Best Thing We Ate This Week: Chocolate Croissant from Twisted Croissant

This chocolate croissant connoisseur has been won over by chocolate ganache.

By Katherine Chew Hamilton December 18, 2020

That's one good-looking chocolate croissant.

Call it a chocolate croissant, a pain au chocolat, or a chocolatine—this is my one true pastry weakness. I know many others are drawn to the elegant simplicity of a butter croissant or an almond croissant oozing with marzipan, but chocolate croissants have been my go-to since I was a kid. I’ve eaten them all over the Bay Area, in Seattle, in France, Germany, and in Florence, Italy, where my study-abroad friends and I would go to “secret bakeries.”

Knock on the back door of one of those secret bakeries in the middle of the night while the croissants are being baked, and you shall receive a hot, freshly baked Nutella-filled croissant for a euro. But along with the requisite flaky laminated dough, I’ve always maintained that the best chocolate croissants were made with bars of dark chocolate running through the center—not filled with Nutella or ganache.  

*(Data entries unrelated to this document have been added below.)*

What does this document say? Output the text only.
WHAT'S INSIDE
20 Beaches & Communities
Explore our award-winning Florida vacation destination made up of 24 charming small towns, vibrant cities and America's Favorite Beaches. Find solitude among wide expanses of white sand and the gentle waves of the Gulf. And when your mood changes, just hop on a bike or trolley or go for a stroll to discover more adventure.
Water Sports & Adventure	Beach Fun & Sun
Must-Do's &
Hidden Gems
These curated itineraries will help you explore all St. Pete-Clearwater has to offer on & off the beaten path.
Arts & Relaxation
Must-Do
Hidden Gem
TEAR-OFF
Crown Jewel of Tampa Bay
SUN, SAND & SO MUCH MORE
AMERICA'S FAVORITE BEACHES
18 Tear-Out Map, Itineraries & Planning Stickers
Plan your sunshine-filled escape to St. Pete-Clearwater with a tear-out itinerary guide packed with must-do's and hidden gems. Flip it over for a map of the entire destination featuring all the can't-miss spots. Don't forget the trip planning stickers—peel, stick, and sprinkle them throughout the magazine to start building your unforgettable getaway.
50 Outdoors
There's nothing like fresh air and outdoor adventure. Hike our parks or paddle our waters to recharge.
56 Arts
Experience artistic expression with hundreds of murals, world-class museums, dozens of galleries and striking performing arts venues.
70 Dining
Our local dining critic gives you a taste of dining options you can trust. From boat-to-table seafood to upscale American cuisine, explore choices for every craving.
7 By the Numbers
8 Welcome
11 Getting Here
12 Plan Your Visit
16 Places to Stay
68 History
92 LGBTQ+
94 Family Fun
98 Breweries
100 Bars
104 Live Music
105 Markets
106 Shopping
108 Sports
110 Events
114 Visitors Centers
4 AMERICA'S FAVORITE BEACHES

That all changed at the Portland Farmers Market last weekend at PSU, where I stumbled across Twisted Croissant’s stand. There, butter croissants and chocolate croissants sat alongside croissant creations that looked like they were straight out of a mad scientist’s lab, the Willy Wonka of patisserie, if you will. Pastry chef Kurt Goddard has engineered tall, regal raspberry rose cruffins topped with freeze-dried raspberries. He's also devised diamond-shaped Oregon savory croissants, filled with black truffle béchamel and foraged mushrooms, then topped with crushed toasted Oregon hazelnuts and Oregon pinot–mushroom reduction.

But those would have to wait another day—maybe at another farmers market, or at Twisted Croissant’s brick-and-mortar on NE Broadway. I had to try the chocolate croissant. 

Check out that 70-percent-cacao chocolate ganache in the center.

This is one pretty chocolate croissant, with thick, glossy, chocolaty stripes running across it. Cut into the croissant, and those layers run through the airy, flaky dough like rings of a tree trunk. At the center of those rings: a generous dollop of 70-percent chocolate ganache. The richness of the ganache is fine-tuned just right—not so sweet or chocolaty that it makes you clench your throat and gasp for water, but smooth and creamy instead, like an extra-chocolaty pot de crème.

After I left the market, I sat on a park bench and tore the croissant in half, thinking I'd finish the other half at home with a cup of coffee—but a couple of bites in, I decided there was no way the other half was going to make it home. This croissant was going to be demolished in seconds, with only flaky bits of croissant dough all over my jacket as evidence.